Ele já estava dançando. Estavam no Tonks’s, e embora o clube estivesse vazio, havia música no ar. Uma música suave e sensual.

Não vou ficar de olho em você. Não conseguirei fazer isso.

Mas você já está.

León apoiava o queixo no alto da cabeça dela. Quando ela inclinou a cabeça para trás e mordis­cou-lhe o queixo com sensualidade, ele sentiu um arrepio pelo corpo.

Ficar de olho em mim não é tudo que você quer fazer comigo, não é?

Eu não quero você.

Ouviu-se uma risada leve como o ar.

Acha que adianta negar isso até mesmo em seus sonhos? Pode fazer o que quiser comigo em seus sonhos. Não fará diferença.

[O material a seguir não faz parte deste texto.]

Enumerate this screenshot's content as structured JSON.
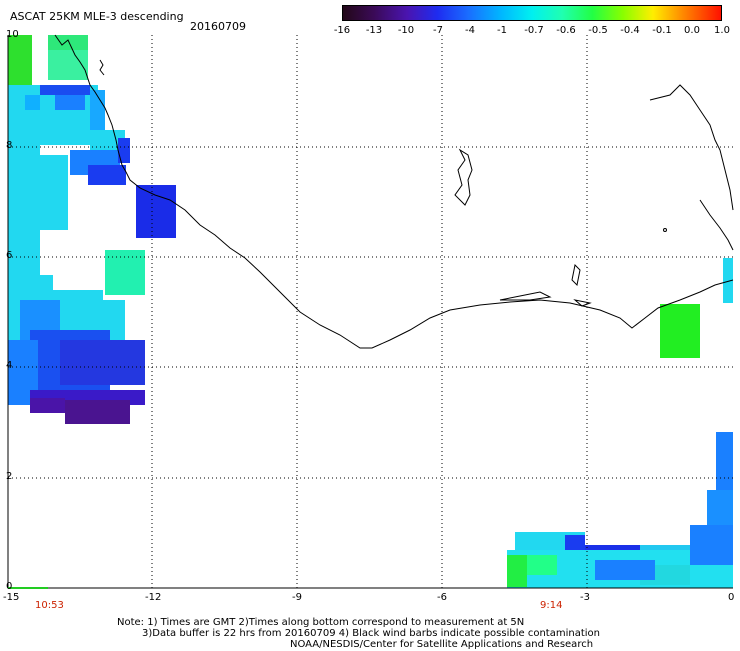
{
  "header": {
    "title": "ASCAT 25KM MLE-3 descending",
    "date": "20160709"
  },
  "colorbar": {
    "labels": [
      "-16",
      "-13",
      "-10",
      "-7",
      "-4",
      "-1",
      "-0.7",
      "-0.6",
      "-0.5",
      "-0.4",
      "-0.1",
      "0.0",
      "1.0"
    ],
    "colors": [
      "#2a0a1a",
      "#4a0a7a",
      "#2828e0",
      "#1a7aff",
      "#00c8ff",
      "#00f0e0",
      "#22ff88",
      "#44ff00",
      "#a0ff00",
      "#ffff00",
      "#ff9900",
      "#ff3300",
      "#ff0000"
    ]
  },
  "axes": {
    "x_ticks": [
      "-15",
      "-12",
      "-9",
      "-6",
      "-3",
      "0"
    ],
    "y_ticks": [
      "0",
      "2",
      "4",
      "6",
      "8",
      "10"
    ],
    "x_range": [
      -15,
      0
    ],
    "y_range": [
      0,
      10
    ],
    "grid": true
  },
  "times": {
    "left": "10:53",
    "right": "9:14"
  },
  "notes": {
    "line1": "Note: 1) Times are GMT 2)Times along bottom correspond to measurement at 5N",
    "line2": "3)Data buffer is 22 hrs from 20160709 4) Black wind barbs indicate possible contamination",
    "line3": "NOAA/NESDIS/Center for Satellite Applications and Research"
  }
}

Eu não quero você, ele repetiu, já deitando-se com ela sobre o chão.

León acordou ofegante e suando, enrolado en­tre os lençóis. Depois de alguns segundos, quando sua mente finalmente começou a clarear, não con­teve o riso.

Violetta era mesmo uma ameaça, concluiu. De fato, a única coisa que parecera mais sensata em seu sonho erótico fora o detalhe de ele repetir que não a queria.

Depois de passar as mãos pelo rosto, olhou para o relógio ainda em seu pulso. Já passava das qua­tro horas da tarde, e foi somente então que ele se deu conta de que aquela fora a primeira vez que ele conseguiria dormir por oito horas na úl­tima semana. Que culpa tinha ele, se seu relógio biológico andava meio maluco?

Ao chegar à cozinha, notou que teria de descer e comprar algo para comer. Tomou um banho e se barbeou pela primeira vez, depois de três ou quatro dias sem fazê-lo.

Pensou em comer algo fora, para ter uma re­feição decente. Quem sabe assim teria mais ânimo de enfrentar o horror de ter de fazer compras e ver todas aquelas pessoas armazenando carrinhos e mais carrinhos de comida no mercado.

Já vestido e sentindo-se mais bem-disposto, abriu a porta.

Violetta abaixou a mão que havia acabado de le­vantar para tocar a campainha.

– Graças a Deus que você está em casa.